ANONYME

 

 J'ai la maladie de Charcot, j'étais aide soignante, je n'ai pas 30 ans, je suis maman aussi et je ne suis pas dépressive, j'ai envie de vivre et de profiter de tout ce que la vie peut m'offrir !

Pour autant, sachant que mon décès est inévitable à court terme, je ne souhaite pas endurer les souffrances qui me sont promises avant de mourir. Ce qui est tolérable ou non est propre à chacun, je souhaite seulement avoir le choix pour ma fin de vie.
Le but n'est pas de forcer qui que ce soit : malades ou médecins, ni d'avoir une loi creuse pouvant créer des dérives.
Le but, c'est d'avoir la possibilité légale de choisir d'aller jusqu'au bout ou non, de bénéficier de soins palliatifs / suicide assisté / euthanasie, active ou non, en fonction du choix du malade. Tous les choix sont respectables et devraient être respectés, du moment que c'est la volonté du malade.

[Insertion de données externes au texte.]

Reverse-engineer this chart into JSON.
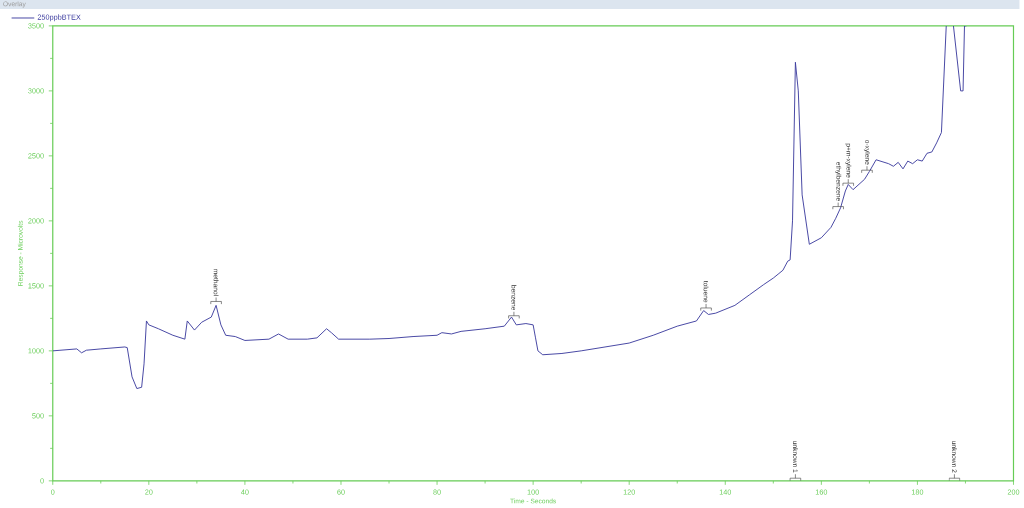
{
  "chart_data": {
    "type": "line",
    "title": "Overlay",
    "xlabel": "Time - Seconds",
    "ylabel": "Response - Microvolts",
    "xlim": [
      0,
      200
    ],
    "xticks": [
      0,
      20,
      40,
      60,
      80,
      100,
      120,
      140,
      160,
      180,
      200
    ],
    "ylim": [
      0,
      3500
    ],
    "yticks": [
      0,
      500,
      1000,
      1500,
      2000,
      2500,
      3000,
      3500
    ],
    "grid": false,
    "legend": "top left",
    "marker": "none",
    "line_style": "solid",
    "series": [
      {
        "name": "250ppbBTEX",
        "color": "#3b3b9e",
        "x": [
          0,
          5,
          6,
          7,
          10,
          15,
          15.5,
          16.5,
          17.5,
          18.5,
          19,
          19.5,
          20,
          22,
          25,
          27.5,
          28,
          29.5,
          31,
          33,
          34,
          35,
          36,
          38,
          40,
          45,
          47,
          49,
          53,
          55,
          57,
          58,
          59.5,
          63,
          66,
          70,
          75,
          80,
          81,
          83,
          85,
          90,
          94,
          95.5,
          96.5,
          98.5,
          100,
          100.5,
          101,
          102,
          106,
          110,
          115,
          120,
          125,
          130,
          134,
          135.5,
          136.5,
          138,
          142,
          145,
          148,
          150,
          151,
          152,
          153,
          153.5,
          154,
          154.6,
          155.2,
          156,
          157.5,
          160,
          162,
          163,
          164,
          165,
          165.6,
          166.6,
          169,
          170,
          171.4,
          174,
          175,
          176,
          177,
          178,
          179,
          180,
          181,
          182,
          183,
          184,
          185,
          186,
          186.5,
          187.5,
          189,
          189.5,
          189.8,
          190.2
        ],
        "values": [
          1000,
          1015,
          985,
          1005,
          1015,
          1030,
          1025,
          800,
          710,
          720,
          900,
          1230,
          1200,
          1170,
          1120,
          1090,
          1230,
          1160,
          1220,
          1260,
          1350,
          1200,
          1120,
          1110,
          1080,
          1090,
          1130,
          1090,
          1090,
          1100,
          1170,
          1140,
          1090,
          1090,
          1090,
          1095,
          1110,
          1120,
          1140,
          1130,
          1150,
          1170,
          1190,
          1260,
          1200,
          1210,
          1200,
          1100,
          1000,
          970,
          980,
          1000,
          1030,
          1060,
          1120,
          1190,
          1230,
          1310,
          1280,
          1290,
          1350,
          1430,
          1510,
          1560,
          1590,
          1620,
          1690,
          1700,
          2000,
          3220,
          3000,
          2200,
          1820,
          1870,
          1950,
          2020,
          2100,
          2230,
          2280,
          2240,
          2320,
          2380,
          2470,
          2440,
          2420,
          2450,
          2400,
          2460,
          2440,
          2470,
          2460,
          2520,
          2530,
          2600,
          2680,
          3500,
          null,
          3500,
          3000,
          3000,
          3500,
          3500
        ]
      }
    ],
    "annotations": [
      {
        "text": "methanol",
        "x": 34,
        "y": 1380
      },
      {
        "text": "benzene",
        "x": 96,
        "y": 1270
      },
      {
        "text": "toluene",
        "x": 136,
        "y": 1330
      },
      {
        "text": "ethylbenzene",
        "x": 163.5,
        "y": 2110
      },
      {
        "text": "p+m-xylene",
        "x": 165.6,
        "y": 2290
      },
      {
        "text": "o-xylene",
        "x": 169.5,
        "y": 2390
      },
      "unknown 1",
      "unknown 2"
    ]
  }
}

Au lieu de ça, je suis obligée de faire des démarches à 1000 km de chez moi pour que ma volonté soit respectée. Avec ce que ça engendre de coûts, fatigue, isolement, etc...

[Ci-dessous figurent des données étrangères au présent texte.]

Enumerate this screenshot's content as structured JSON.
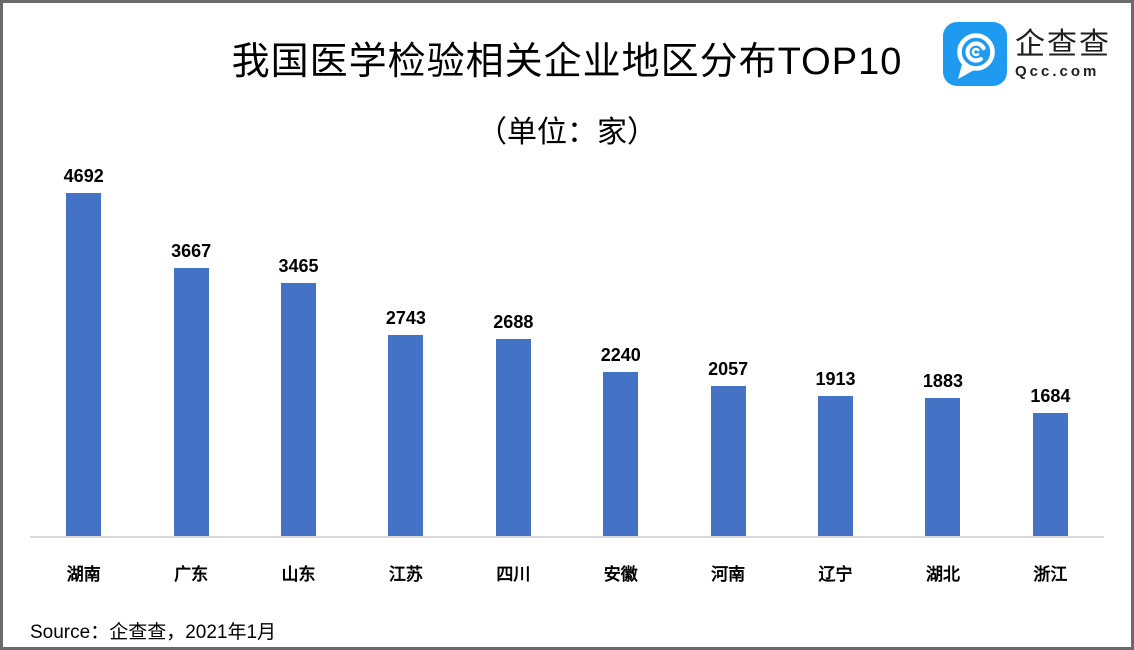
{
  "header": {
    "title": "我国医学检验相关企业地区分布TOP10",
    "logo": {
      "name_cn": "企查查",
      "name_en": "Qcc.com",
      "brand_color": "#1E9BF0"
    }
  },
  "chart_data": {
    "type": "bar",
    "title": "我国医学检验相关企业地区分布TOP10",
    "subtitle": "（单位：家）",
    "unit": "家",
    "categories": [
      "湖南",
      "广东",
      "山东",
      "江苏",
      "四川",
      "安徽",
      "河南",
      "辽宁",
      "湖北",
      "浙江"
    ],
    "values": [
      4692,
      3667,
      3465,
      2743,
      2688,
      2240,
      2057,
      1913,
      1883,
      1684
    ],
    "bar_color": "#4472C4",
    "axis_color": "#D9D9D9",
    "ylim": [
      0,
      4800
    ],
    "grid": false,
    "legend": false,
    "value_labels": true
  },
  "source": {
    "text": "Source：企查查，2021年1月"
  }
}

Je suis convaincue que la France, il y a quelques siècles si avant-gardiste pour les droits humains, est aujourd'hui à la traîne en la matière. Nous méritons mieux que ça !
Nous accordons cette délivrance à nos animaux mais pas à nous mêmes ? ! Sous quel prétexte ? L'amour, la moralité religieuse, le profit des labos...? Certes, la dépendance coûte cher, quelle manne, ces gens qui souffrent.
Et pour lesquels on ne fait rien hormis les mettre sous sédation ! Encore faut-il être à l'article de la mort pour y avoir droit...
Je refuse ça pour moi même, et nous sommes nombreux à le refuser aussi !
Il faut ouvrir les yeux de nos dirigeants, nous sommes tous mortels donc tous concernés, qu'on y réfléchisse ou non ! Mais ce n'est pas parce qu'on en parle qu'on va être foudroyés dans l'instant.
Pour ma part il me reste 2 combats dans ma vie : d'abord vivre ! Puis mourir, dans le respect de ma volonté.